Die Präsenz des bisherigen Kapuzinerordens in Österreich-Südtirol wurde im November 2022 neu geordnet:
Seither sind die Kapuziner-Niederlassungen in Feldkirch, Irdning, Innsbruck und Salzburg als „Delegation Tirol“ Teil der Deutschen Kapuzinerprovinz. Im September 2025 wurde Br. Joly Puthusserry Varghese zum Delgaten der Delegation Tirol ernannt.
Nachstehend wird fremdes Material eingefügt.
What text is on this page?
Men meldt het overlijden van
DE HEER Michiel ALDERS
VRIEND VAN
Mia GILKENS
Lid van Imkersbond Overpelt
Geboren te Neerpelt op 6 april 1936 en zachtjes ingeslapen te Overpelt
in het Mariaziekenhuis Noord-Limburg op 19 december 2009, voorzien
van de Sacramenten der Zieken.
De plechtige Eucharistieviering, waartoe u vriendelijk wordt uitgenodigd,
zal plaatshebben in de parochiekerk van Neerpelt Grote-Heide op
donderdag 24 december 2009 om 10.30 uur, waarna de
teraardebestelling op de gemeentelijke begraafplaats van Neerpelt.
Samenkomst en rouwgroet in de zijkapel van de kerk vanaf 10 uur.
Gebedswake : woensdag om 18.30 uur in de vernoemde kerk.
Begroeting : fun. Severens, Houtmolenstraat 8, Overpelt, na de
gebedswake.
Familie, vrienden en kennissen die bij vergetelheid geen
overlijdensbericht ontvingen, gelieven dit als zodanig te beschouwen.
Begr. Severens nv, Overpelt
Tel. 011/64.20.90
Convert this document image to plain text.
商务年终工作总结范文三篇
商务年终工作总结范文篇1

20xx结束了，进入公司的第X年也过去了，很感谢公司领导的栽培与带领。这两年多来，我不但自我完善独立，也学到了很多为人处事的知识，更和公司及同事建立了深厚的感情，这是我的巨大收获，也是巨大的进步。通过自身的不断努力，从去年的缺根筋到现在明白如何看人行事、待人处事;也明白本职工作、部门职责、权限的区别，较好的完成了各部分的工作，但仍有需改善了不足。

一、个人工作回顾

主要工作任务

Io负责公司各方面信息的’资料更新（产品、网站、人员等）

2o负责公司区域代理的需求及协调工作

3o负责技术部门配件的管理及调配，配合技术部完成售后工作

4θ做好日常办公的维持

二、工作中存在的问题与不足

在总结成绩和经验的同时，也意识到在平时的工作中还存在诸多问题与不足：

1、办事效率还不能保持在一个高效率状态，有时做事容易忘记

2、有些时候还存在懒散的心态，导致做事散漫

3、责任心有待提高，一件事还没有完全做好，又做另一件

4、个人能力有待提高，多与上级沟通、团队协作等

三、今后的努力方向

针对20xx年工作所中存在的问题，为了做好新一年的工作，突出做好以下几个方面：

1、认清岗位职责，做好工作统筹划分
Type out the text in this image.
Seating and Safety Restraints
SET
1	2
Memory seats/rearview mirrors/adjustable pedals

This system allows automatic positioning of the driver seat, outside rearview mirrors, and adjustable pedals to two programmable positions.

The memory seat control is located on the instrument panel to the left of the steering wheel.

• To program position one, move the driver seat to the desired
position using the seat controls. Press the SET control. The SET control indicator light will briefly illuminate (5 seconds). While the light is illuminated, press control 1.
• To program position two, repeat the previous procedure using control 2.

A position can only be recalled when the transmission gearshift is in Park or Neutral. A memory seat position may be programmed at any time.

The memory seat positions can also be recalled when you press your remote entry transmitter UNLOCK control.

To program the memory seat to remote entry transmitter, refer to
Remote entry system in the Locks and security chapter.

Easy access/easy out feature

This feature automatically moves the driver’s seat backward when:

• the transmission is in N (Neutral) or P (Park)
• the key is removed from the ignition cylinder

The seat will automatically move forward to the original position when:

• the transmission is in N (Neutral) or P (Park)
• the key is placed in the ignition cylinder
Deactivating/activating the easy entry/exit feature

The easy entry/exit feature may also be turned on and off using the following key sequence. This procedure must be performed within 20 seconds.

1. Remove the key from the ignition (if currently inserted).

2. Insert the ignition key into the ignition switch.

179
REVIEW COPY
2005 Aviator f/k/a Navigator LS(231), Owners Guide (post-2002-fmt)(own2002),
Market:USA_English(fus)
Die Kapuziner-Niederlassungen in Wien, Wiener Neustadt, Leibnitz, Maria Fieberbründl und Klagenfurt sind als „Delegation Wien“ Teil der Krakauer Kapuzinerprovinz. Delegat der Delegation Wien ist Br. Marek Król.
Die Südtiroler Kapuziner-Niederlassungen Bozen, Brixen, Bruneck, Meran und Neumarkt sind an die venezianische Provinz angegliedert.